Attached Paper In-person November Annual Meeting 2025

For the Muslims of Hindustān: Unsettling the Indic in Early Modern South Asia

Abstract for Online Program Book (maximum 150 words)

This paper follows the figure of Prāṇnāth (c. 1618-1694), the preeminent religious preacher of the Praṇāmī order (sampradāya). Straddling Kṛṣṇa-centered Vaiṣṇavism and Nizārī Ismā‘īlism—as well as a range of courtly spaces from Shahjahanabad/Delhi to Panna (Bundelkhand)—Prāṇnāth fashioned himself into a Mahdī, or messiah, in the line of Kṛṣṇa, Muḥammad, and Christ. In my paper, I closely examine a Hindavī text from the Praṇāmī scriptural corpus expressly addressed to the Muslims of Hindustān. I study the text’s (and more generally, Prāṇnāth’s) incorporation of Qurʾānic eschatology into Vaiṣṇava cosmology, as well as its social purport of transcending orthodoxies and immiscible sectarian differences.

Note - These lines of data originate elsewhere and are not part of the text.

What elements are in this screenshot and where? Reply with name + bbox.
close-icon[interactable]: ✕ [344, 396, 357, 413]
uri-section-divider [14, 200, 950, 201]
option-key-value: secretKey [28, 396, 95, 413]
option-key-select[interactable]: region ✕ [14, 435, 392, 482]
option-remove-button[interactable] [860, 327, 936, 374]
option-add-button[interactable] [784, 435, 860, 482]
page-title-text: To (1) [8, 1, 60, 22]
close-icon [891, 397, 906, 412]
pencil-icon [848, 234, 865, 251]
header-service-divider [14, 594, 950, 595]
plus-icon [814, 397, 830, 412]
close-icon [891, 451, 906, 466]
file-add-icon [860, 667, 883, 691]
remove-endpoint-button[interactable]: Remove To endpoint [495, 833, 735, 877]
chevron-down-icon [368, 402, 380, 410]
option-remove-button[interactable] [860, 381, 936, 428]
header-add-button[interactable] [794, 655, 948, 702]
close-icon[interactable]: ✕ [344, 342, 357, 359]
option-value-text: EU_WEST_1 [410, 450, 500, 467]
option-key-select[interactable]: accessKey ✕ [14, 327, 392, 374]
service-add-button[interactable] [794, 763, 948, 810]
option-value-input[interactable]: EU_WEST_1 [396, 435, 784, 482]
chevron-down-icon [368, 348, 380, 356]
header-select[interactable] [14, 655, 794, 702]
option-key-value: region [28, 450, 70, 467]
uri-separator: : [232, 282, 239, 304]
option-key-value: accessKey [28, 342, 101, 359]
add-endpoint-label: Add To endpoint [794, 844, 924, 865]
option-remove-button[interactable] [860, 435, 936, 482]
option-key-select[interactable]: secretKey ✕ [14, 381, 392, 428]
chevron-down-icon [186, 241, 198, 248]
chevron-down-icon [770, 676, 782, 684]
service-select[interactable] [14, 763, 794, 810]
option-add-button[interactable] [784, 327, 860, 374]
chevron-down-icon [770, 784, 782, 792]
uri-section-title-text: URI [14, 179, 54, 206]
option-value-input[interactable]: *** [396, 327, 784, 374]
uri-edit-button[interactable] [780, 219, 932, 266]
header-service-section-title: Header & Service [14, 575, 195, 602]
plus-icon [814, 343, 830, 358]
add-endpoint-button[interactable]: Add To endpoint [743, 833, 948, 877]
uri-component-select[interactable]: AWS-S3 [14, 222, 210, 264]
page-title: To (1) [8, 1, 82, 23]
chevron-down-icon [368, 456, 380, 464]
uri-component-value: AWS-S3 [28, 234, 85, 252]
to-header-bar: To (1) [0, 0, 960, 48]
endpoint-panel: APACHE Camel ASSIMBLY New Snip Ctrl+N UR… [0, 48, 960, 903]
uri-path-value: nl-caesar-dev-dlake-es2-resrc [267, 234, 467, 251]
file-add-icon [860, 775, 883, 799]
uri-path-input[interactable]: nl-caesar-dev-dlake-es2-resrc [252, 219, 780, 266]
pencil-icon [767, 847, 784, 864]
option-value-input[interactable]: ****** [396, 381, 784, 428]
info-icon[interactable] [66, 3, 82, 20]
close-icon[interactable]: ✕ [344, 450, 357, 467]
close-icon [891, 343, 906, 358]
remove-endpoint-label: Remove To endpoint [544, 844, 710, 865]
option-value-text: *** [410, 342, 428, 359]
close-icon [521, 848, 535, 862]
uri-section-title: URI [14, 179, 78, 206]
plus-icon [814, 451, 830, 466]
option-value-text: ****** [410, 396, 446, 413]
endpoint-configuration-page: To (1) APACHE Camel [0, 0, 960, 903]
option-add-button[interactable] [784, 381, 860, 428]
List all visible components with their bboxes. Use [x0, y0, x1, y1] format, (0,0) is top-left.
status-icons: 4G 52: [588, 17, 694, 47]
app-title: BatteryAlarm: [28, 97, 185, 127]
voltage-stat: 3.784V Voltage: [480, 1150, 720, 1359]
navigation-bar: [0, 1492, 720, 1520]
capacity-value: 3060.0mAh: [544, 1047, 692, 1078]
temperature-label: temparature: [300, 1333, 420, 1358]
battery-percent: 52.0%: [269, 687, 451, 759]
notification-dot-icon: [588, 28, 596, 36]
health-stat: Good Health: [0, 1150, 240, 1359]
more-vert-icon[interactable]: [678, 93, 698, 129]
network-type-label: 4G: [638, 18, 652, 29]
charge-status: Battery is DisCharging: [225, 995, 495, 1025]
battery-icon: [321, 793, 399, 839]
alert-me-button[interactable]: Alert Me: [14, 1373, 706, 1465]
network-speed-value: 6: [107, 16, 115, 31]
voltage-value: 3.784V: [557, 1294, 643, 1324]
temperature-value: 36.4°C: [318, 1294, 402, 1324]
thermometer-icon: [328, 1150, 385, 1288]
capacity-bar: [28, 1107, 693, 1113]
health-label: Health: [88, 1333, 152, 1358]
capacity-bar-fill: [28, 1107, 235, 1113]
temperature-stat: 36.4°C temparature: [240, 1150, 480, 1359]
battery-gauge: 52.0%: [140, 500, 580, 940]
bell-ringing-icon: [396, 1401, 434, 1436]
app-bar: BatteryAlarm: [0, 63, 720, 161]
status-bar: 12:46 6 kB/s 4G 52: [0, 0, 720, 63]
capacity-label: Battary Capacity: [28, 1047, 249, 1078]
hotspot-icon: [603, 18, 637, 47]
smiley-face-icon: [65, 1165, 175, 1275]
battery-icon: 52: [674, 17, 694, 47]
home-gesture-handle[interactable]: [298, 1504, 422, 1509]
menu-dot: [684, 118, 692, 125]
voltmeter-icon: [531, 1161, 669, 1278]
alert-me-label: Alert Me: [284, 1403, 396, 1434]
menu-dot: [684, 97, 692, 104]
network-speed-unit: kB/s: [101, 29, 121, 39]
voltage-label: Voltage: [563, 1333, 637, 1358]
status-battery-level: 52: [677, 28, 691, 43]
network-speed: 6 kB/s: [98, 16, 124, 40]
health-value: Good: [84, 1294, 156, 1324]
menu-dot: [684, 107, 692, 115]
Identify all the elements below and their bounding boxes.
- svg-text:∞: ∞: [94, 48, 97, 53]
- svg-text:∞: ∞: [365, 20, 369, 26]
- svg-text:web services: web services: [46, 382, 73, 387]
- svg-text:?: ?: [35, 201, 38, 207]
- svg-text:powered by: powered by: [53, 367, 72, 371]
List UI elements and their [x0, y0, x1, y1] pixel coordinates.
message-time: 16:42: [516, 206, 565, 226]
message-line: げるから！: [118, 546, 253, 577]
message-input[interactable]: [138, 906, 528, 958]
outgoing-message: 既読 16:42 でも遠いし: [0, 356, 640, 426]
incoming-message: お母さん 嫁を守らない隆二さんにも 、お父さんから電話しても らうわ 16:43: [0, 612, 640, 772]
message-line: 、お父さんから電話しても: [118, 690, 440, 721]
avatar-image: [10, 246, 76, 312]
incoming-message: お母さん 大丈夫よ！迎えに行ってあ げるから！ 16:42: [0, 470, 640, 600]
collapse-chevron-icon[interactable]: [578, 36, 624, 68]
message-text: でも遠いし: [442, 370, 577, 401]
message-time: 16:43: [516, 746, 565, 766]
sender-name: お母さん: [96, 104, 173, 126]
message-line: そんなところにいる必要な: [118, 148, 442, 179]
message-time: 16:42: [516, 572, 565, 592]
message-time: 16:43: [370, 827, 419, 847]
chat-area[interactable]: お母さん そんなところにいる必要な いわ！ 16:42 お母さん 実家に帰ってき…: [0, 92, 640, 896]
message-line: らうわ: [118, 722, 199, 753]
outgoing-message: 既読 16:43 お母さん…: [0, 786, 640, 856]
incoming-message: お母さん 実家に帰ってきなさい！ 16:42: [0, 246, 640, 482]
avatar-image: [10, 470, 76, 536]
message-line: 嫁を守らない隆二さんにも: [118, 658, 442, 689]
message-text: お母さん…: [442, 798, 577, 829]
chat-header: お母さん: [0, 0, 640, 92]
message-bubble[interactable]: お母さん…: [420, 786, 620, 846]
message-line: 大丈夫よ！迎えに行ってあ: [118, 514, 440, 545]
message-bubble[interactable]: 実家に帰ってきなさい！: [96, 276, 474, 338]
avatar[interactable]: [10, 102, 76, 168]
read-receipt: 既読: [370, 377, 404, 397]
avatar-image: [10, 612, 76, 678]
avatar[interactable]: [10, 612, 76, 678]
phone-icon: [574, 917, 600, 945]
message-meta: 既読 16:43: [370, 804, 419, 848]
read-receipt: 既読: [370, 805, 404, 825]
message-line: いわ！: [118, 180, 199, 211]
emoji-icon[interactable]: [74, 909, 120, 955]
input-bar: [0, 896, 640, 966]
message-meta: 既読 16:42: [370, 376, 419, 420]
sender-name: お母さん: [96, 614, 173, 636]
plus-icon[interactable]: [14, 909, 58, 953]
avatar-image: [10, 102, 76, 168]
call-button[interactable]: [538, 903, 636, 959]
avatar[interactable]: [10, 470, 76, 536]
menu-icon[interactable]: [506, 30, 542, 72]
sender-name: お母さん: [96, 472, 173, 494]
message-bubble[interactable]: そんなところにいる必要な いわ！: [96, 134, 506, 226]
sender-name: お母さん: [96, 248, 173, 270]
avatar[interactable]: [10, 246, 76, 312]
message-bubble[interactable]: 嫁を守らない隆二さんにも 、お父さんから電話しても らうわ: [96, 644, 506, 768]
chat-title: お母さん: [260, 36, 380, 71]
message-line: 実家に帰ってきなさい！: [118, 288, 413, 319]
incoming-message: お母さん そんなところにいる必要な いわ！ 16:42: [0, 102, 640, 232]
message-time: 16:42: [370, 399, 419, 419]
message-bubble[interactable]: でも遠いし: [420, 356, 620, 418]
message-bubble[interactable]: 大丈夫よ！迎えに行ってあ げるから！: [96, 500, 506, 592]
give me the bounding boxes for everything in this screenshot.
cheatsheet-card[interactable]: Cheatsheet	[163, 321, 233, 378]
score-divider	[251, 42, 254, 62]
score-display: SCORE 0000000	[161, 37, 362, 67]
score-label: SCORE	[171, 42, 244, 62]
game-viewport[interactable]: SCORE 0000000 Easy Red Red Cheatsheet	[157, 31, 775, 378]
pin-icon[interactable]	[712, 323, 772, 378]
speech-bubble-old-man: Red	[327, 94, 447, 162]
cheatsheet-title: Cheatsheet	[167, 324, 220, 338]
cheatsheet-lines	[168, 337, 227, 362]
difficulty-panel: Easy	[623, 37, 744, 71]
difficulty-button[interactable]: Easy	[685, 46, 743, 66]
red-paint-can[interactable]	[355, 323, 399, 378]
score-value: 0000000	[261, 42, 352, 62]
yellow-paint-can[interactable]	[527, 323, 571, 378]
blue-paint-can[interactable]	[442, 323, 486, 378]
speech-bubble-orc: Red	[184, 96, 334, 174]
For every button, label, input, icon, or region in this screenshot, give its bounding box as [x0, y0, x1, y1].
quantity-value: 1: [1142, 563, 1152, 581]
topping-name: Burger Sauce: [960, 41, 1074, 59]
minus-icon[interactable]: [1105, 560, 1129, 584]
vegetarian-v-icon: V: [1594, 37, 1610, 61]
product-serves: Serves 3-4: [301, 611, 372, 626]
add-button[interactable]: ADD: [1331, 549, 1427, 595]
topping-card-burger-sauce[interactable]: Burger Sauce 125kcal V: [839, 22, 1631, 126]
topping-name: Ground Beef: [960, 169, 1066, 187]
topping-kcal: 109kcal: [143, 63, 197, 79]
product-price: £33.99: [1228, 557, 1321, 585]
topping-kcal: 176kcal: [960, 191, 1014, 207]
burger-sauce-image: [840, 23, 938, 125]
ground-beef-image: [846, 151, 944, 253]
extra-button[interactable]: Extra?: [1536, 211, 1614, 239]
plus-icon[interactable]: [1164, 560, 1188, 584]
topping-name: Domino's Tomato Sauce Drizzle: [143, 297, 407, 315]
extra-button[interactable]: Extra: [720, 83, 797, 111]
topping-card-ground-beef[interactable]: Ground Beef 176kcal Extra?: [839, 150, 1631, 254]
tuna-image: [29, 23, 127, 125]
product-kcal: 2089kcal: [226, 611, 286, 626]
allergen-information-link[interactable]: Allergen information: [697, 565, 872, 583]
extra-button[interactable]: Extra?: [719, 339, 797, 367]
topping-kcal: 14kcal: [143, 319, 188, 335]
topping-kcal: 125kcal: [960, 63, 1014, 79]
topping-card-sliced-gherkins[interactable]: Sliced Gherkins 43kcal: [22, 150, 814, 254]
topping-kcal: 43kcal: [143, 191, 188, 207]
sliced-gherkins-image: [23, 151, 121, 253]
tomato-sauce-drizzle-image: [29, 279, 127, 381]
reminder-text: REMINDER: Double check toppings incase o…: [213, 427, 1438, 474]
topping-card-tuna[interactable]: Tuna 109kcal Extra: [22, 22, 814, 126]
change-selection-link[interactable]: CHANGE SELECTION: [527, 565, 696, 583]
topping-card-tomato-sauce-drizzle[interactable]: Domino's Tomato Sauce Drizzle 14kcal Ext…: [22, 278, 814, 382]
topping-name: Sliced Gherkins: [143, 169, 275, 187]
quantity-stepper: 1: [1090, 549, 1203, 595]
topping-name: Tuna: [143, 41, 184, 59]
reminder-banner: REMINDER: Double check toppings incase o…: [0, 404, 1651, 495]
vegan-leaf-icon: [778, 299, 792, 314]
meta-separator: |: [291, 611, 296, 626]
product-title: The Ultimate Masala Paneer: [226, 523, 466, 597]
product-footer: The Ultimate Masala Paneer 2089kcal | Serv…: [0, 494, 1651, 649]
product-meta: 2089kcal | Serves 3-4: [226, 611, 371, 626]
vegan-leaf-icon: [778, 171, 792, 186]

Indic sampradāyas, this paper aims to argue, often encountered Islam in ways that were neither fleeting nor so exogenous as to be incapable of transforming those very traditions. In the main, I hope to revisit prevailing heuristic habits of treating the ‘Indic’ and the ‘Islamic’ as separable civilizational matrices intersecting only under asymmetrical conditions.